When driving, the shortest time isn’t always the answer to finding the best route. The shortest route might be in the middle of a dangerous road with a cliff that can risk your life. Finding the best driving route or productivity is an optimized route, never the shortest or fastest. Therefore, only one metric can’t be the Northstar for everything. Considering various measures to achieve your goal is rather important.

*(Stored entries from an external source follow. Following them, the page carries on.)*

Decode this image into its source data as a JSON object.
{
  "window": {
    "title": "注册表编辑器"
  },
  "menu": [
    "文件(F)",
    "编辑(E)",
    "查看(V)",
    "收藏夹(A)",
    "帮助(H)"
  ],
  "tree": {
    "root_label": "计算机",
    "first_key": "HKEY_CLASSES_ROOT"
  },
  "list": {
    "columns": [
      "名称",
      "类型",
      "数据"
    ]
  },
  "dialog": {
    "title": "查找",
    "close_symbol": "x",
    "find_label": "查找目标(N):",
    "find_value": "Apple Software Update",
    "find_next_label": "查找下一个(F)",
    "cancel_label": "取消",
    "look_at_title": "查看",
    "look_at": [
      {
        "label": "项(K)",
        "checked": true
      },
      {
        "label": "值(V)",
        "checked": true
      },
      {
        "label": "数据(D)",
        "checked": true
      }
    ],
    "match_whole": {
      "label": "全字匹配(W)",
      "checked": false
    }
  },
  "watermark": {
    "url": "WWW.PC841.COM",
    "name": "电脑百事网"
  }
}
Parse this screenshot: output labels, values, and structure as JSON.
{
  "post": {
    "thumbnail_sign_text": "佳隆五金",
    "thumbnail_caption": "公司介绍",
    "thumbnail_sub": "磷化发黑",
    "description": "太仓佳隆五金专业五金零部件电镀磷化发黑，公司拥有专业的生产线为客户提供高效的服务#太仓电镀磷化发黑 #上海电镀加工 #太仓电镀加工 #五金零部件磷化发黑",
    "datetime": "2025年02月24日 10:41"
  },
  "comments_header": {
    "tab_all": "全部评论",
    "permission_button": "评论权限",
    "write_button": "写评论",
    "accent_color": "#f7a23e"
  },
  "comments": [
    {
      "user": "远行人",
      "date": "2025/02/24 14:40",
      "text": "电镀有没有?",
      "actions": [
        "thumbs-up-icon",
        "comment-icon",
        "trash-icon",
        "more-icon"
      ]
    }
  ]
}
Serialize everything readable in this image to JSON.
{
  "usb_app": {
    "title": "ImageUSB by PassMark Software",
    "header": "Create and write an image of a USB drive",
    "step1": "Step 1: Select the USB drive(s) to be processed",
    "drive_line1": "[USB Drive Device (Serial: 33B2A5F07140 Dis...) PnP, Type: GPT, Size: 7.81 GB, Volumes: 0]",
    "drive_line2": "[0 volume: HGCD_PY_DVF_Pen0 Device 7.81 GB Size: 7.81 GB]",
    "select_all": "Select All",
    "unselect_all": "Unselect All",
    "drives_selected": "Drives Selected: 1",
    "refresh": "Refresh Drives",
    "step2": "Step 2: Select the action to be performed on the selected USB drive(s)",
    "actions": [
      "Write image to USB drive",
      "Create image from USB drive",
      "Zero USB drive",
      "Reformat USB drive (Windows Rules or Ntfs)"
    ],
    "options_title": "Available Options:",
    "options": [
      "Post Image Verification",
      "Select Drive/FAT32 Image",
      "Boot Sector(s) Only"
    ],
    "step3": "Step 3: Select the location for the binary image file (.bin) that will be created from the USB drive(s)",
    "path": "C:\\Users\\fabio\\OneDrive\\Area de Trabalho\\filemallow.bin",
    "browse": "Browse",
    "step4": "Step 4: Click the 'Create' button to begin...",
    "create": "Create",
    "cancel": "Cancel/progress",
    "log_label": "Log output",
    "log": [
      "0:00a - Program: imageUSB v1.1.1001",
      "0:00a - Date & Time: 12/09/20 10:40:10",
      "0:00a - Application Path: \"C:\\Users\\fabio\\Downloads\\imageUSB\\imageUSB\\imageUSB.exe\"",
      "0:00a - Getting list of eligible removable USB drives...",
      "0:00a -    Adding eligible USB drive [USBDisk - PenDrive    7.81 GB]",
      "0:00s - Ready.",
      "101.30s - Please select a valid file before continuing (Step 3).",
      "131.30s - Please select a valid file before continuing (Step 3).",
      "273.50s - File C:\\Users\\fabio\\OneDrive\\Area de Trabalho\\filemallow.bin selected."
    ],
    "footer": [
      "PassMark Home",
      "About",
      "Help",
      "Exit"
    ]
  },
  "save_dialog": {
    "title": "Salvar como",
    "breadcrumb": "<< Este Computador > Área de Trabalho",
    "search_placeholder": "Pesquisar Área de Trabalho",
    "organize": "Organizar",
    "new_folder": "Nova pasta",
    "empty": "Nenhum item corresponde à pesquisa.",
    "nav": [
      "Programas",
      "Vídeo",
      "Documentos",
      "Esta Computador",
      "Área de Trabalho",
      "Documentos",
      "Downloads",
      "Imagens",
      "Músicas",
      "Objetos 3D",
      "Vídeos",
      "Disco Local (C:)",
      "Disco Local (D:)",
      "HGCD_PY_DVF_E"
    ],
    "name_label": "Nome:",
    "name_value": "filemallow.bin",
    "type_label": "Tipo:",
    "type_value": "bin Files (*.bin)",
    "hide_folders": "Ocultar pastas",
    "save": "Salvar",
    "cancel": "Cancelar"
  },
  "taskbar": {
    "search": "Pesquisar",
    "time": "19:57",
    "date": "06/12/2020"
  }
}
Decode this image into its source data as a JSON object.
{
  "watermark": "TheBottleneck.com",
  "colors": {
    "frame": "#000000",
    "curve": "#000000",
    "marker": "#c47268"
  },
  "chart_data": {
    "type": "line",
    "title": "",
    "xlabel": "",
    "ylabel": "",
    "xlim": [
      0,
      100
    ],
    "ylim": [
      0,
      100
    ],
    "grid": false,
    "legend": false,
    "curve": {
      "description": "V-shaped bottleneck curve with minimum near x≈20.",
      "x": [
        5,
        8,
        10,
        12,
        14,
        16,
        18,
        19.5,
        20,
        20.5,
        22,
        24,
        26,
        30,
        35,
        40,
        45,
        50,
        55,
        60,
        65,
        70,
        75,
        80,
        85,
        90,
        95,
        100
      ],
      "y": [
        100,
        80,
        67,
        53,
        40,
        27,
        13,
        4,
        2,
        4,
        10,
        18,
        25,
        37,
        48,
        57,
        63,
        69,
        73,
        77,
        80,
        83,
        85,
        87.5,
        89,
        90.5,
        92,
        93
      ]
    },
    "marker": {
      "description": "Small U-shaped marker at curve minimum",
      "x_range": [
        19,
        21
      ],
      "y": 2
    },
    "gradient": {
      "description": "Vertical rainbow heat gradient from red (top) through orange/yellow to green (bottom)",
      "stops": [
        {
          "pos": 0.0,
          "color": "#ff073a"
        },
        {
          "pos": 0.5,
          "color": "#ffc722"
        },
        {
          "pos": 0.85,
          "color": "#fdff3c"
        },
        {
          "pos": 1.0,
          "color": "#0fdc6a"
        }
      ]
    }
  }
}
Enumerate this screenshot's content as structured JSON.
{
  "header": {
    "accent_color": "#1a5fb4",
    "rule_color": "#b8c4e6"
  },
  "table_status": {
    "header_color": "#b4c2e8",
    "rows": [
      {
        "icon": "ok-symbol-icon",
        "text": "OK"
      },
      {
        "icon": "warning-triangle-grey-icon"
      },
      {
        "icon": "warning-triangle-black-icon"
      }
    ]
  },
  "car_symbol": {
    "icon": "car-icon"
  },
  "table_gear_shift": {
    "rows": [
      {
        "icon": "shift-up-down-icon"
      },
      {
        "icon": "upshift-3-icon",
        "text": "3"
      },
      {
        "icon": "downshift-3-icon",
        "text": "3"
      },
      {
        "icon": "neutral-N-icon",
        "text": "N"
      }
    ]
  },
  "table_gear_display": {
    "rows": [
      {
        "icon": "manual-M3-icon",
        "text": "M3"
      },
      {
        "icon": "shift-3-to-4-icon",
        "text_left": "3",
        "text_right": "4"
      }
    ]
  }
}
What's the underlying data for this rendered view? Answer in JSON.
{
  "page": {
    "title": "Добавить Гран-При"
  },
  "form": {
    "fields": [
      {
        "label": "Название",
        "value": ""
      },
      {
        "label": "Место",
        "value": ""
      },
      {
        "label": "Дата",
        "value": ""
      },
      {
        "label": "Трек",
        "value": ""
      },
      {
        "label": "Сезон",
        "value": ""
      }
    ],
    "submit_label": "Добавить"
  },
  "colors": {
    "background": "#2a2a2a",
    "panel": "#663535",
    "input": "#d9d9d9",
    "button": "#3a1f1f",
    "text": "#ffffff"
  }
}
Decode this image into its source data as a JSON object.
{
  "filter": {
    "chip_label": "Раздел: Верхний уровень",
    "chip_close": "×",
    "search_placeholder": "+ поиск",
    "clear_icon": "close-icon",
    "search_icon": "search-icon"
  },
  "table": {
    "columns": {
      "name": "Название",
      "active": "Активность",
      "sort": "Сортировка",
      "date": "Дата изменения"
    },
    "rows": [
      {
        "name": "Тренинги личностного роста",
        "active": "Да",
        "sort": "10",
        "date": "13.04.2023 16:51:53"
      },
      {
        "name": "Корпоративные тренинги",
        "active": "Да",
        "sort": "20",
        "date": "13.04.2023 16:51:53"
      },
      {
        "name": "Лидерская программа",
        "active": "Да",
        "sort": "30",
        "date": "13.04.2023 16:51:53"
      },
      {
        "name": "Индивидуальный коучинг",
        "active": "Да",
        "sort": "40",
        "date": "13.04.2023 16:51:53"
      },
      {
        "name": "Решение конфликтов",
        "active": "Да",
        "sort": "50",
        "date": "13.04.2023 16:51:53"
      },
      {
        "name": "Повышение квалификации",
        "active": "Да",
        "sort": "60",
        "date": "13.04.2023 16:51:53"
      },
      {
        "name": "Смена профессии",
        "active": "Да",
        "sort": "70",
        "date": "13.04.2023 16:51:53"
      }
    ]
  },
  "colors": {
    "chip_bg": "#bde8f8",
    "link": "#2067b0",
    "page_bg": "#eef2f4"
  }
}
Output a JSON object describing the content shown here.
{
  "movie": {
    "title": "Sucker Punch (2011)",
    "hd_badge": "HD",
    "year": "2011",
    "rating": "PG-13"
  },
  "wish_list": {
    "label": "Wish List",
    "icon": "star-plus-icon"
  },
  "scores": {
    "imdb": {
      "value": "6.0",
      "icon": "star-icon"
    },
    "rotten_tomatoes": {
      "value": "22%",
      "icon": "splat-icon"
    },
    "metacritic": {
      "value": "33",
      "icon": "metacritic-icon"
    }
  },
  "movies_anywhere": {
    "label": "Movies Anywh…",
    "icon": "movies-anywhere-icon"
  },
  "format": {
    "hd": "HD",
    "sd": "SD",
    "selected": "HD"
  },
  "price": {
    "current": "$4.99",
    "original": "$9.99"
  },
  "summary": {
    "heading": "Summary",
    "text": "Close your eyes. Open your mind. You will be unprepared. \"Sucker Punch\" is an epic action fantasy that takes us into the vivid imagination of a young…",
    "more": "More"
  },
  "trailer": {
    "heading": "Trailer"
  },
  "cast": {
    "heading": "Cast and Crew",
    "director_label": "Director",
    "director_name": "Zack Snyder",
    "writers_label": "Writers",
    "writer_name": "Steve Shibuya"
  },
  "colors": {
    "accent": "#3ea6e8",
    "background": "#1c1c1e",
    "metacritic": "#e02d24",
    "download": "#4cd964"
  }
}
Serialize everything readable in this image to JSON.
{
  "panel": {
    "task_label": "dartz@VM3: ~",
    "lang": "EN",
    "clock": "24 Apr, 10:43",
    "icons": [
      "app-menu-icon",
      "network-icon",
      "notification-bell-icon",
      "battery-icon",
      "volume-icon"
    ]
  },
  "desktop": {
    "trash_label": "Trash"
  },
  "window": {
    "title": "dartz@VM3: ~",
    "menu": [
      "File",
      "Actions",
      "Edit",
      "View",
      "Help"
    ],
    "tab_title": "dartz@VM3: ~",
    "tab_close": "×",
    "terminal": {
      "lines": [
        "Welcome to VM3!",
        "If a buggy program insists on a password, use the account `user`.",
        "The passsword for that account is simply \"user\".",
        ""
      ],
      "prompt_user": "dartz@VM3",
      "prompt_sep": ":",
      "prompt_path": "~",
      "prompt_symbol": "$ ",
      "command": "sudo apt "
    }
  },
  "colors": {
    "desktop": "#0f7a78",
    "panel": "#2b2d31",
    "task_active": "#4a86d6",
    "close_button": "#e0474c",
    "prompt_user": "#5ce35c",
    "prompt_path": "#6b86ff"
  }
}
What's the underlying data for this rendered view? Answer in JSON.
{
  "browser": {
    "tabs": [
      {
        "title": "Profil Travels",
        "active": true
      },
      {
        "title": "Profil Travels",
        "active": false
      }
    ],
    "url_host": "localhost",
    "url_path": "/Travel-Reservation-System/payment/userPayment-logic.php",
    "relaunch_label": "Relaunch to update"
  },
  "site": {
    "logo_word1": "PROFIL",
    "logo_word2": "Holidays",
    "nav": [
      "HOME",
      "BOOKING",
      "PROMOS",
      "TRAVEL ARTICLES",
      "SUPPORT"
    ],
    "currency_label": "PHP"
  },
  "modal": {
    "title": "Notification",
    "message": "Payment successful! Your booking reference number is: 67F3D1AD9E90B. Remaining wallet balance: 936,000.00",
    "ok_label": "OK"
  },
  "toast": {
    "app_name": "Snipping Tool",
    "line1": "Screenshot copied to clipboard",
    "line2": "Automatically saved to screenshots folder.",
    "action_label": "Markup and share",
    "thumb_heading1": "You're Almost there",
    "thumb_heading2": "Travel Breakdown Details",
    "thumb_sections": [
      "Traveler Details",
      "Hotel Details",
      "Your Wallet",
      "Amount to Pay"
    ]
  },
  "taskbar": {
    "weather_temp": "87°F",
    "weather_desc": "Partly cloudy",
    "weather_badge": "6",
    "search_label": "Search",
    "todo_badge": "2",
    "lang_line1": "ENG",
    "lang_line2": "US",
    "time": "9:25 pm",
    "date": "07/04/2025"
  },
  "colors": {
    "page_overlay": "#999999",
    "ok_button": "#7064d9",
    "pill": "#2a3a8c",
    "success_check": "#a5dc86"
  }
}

What are some examples of productivity measurement?

Progress time

Although tracking time may seem toxic, this doesn't necessarily mean tracking the working time by the last minute. This is only to track where our time is the most spent when working and check if the time distribution is productive enough. Often, it’s easy to be swept away into certain projects and ignore the original plans. By tracking where most time is exhausted, finding a different approach to make workflow efficient can be another way to enhance productivity. For example, FUNCTION12, a design-to-code automation tool for front-end developers helps produce codes with a Figma link. By introducing such tools, development productivity can be increased drastically without changing any workflow in the development team.

Completed tasks

Measuring productivity on the number of completed tasks may not be the most desirable approach. However, with the consideration of each task’s complexity, the number of completed tasks can be a measure to assess or enhance productivity. For example, completing 10 complex tasks last week and 50 common tasks this week can’t be compared since the difficulty of the tasks is different. However, by comparing the completed tasks with a similar level of complexity and considering how much time is usually spent on each project, you or the team can plan out how to distribute the tasks throughout the week to work with the most productivity.

Conclusion

Striving to work efficiently and produce better is what every developer wishes to improve. However, it’s important to understand and separate the difference between productivity and performance. Someone may assess and evaluate our performance based on how many hours were spent on a project. But productivity should be for ourselves. Not to work more, but rather, to work better.